The five-day Gitex Technology Week 2017 opened Sunday as global providers of information technology, mobile technology and artificial intelligence battle against tepid economic growth in the oil-rich Gulf states.
The 37th edition of Gitex, which will run through Thursday, attracted 4,100 exhibitors from over 70 countries.
The event comes amid struggles in the six countries of the Gulf Cooperation Council (GCC), which are the Gitex host countries, namely United Arab Emirates (UAE), Saudi Arabia, Kuwait, Bahrain, Qatar and Oman, as oil prices slump and geopolitical uncertainty remains.
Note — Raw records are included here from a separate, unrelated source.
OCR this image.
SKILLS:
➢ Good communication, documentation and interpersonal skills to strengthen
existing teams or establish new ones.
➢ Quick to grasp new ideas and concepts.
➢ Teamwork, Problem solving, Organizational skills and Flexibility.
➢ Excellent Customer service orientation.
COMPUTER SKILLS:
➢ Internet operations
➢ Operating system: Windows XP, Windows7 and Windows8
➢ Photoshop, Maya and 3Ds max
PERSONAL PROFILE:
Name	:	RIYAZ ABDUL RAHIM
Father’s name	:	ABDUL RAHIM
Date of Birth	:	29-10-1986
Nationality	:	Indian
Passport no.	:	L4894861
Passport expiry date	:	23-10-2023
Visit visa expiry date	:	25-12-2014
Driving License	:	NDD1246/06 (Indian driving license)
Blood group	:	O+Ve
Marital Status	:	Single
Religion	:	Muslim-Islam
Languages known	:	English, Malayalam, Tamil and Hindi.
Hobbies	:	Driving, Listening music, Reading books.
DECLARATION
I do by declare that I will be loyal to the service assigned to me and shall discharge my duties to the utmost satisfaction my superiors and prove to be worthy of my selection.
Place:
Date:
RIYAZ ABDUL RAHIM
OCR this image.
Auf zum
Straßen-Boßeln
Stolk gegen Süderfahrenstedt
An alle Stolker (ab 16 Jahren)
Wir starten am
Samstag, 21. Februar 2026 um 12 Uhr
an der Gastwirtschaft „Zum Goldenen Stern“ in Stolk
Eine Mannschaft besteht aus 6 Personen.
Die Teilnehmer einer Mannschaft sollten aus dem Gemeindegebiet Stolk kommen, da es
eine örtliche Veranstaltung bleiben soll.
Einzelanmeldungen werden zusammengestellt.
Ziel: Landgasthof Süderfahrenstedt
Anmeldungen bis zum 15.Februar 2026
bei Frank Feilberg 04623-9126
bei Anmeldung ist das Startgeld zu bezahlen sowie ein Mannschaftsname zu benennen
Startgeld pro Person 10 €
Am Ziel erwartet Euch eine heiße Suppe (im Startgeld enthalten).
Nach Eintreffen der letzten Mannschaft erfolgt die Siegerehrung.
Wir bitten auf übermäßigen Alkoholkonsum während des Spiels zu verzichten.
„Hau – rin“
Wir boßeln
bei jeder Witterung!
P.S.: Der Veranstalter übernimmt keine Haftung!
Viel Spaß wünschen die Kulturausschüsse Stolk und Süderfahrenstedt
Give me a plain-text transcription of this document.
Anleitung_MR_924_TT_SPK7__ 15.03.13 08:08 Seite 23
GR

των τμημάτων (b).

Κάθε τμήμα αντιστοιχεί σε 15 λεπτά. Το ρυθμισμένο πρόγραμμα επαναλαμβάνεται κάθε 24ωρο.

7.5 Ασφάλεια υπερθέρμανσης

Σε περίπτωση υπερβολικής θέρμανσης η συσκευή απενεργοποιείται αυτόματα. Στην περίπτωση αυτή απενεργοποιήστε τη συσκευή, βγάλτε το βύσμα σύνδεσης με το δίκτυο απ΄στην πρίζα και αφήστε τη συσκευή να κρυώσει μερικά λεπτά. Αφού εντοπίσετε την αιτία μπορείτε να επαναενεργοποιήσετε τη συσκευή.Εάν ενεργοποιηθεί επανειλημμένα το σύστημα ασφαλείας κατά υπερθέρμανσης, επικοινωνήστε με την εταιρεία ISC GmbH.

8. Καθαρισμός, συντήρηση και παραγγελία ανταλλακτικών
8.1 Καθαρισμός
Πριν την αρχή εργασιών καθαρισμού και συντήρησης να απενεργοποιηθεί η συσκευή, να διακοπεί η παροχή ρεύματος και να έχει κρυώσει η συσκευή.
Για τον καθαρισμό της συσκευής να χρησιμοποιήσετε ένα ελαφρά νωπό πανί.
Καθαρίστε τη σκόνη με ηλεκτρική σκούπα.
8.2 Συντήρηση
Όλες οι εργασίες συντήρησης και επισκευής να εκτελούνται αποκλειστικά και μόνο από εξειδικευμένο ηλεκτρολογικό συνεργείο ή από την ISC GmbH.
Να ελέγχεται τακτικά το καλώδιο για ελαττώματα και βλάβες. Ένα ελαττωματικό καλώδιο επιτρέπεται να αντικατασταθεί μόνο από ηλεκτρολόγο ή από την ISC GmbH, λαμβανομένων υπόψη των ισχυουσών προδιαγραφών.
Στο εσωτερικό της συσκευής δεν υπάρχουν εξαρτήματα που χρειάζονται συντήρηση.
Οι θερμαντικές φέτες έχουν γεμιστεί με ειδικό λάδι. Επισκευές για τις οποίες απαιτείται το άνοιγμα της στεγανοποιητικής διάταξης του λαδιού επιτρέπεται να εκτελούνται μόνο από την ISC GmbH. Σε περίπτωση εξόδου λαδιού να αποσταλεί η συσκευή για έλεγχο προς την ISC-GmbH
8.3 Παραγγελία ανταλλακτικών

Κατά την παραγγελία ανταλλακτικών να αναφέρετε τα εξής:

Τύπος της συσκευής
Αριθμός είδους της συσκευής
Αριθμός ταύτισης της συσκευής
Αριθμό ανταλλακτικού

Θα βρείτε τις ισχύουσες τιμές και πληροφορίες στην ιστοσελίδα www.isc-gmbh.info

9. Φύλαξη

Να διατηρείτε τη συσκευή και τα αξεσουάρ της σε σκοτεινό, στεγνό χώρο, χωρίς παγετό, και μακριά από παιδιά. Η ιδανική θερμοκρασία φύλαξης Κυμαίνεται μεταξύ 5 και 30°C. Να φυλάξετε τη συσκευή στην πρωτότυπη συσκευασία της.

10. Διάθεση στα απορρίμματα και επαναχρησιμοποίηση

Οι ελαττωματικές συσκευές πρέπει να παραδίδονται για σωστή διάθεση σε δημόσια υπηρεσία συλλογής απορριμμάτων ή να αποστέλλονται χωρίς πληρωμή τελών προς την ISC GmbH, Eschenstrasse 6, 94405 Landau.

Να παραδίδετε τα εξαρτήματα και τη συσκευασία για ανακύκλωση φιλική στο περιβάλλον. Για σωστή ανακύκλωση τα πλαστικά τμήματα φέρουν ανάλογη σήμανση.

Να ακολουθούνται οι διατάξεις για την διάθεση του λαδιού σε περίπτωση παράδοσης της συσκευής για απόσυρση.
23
The GCC mobile phone market remained relatively flat in the second quarter of 2017. The US technology research and consulting firm of International Data Corporation (IDC) released a month ago its quarterly mobile phone tracker, which showed overall GCC shipments for the quarter totaled 6.4 million units, representing a minor decline.
However, it contrasts starkly with the steep 20.2 percent year-on-year decline seen in the first quarter of 2017, suggesting the market might recover in 2018, said IDC.
Analysts of the International Monetary Fund (IMF) predicted less than one percent economic growth for the GCC in 2017.
Earlier in the year, US research firm Gartner said IT spending in the Middle East and North Africa will reach 155.8 billion US dollars in 2017, a 2.4 percent jump compared to 2016. However, the increase is lower than the 3.7 percent climb between 2015 and 2016, Gartner said.
The lukewarm development in ICT, or Information and Communication Technology, is in line with a global trend. The worldwide server-market revenue declines 4.6 percent in the first quarter "as the market prepares for a major refresh," according to IDC.
There were contrasting fortunes in the GCC's two biggest markets, with the UAE growing 1.6 percent in the second quarter and Saudi Arabia suffering the region's largest decline of 4.2 percent.
Analysts also suggested that the introduction of a five percent value added tax (VAT), a first in the GCC, has triggered individuals and firms to lower spending in IT.
There are also positive signs seen at Gitex itself. Finland, Georgia and Guatemala mark their debut at this year's fair, and even a group of companies from war-torn Syria celebrate their first time appearance with a small pavilion at the Gitex in Dubai's world trade center.
Also, the consulting firm Accenture said artificial intelligence in the UAE will grow "exponentially," the Abu Dhabi daily The National reported.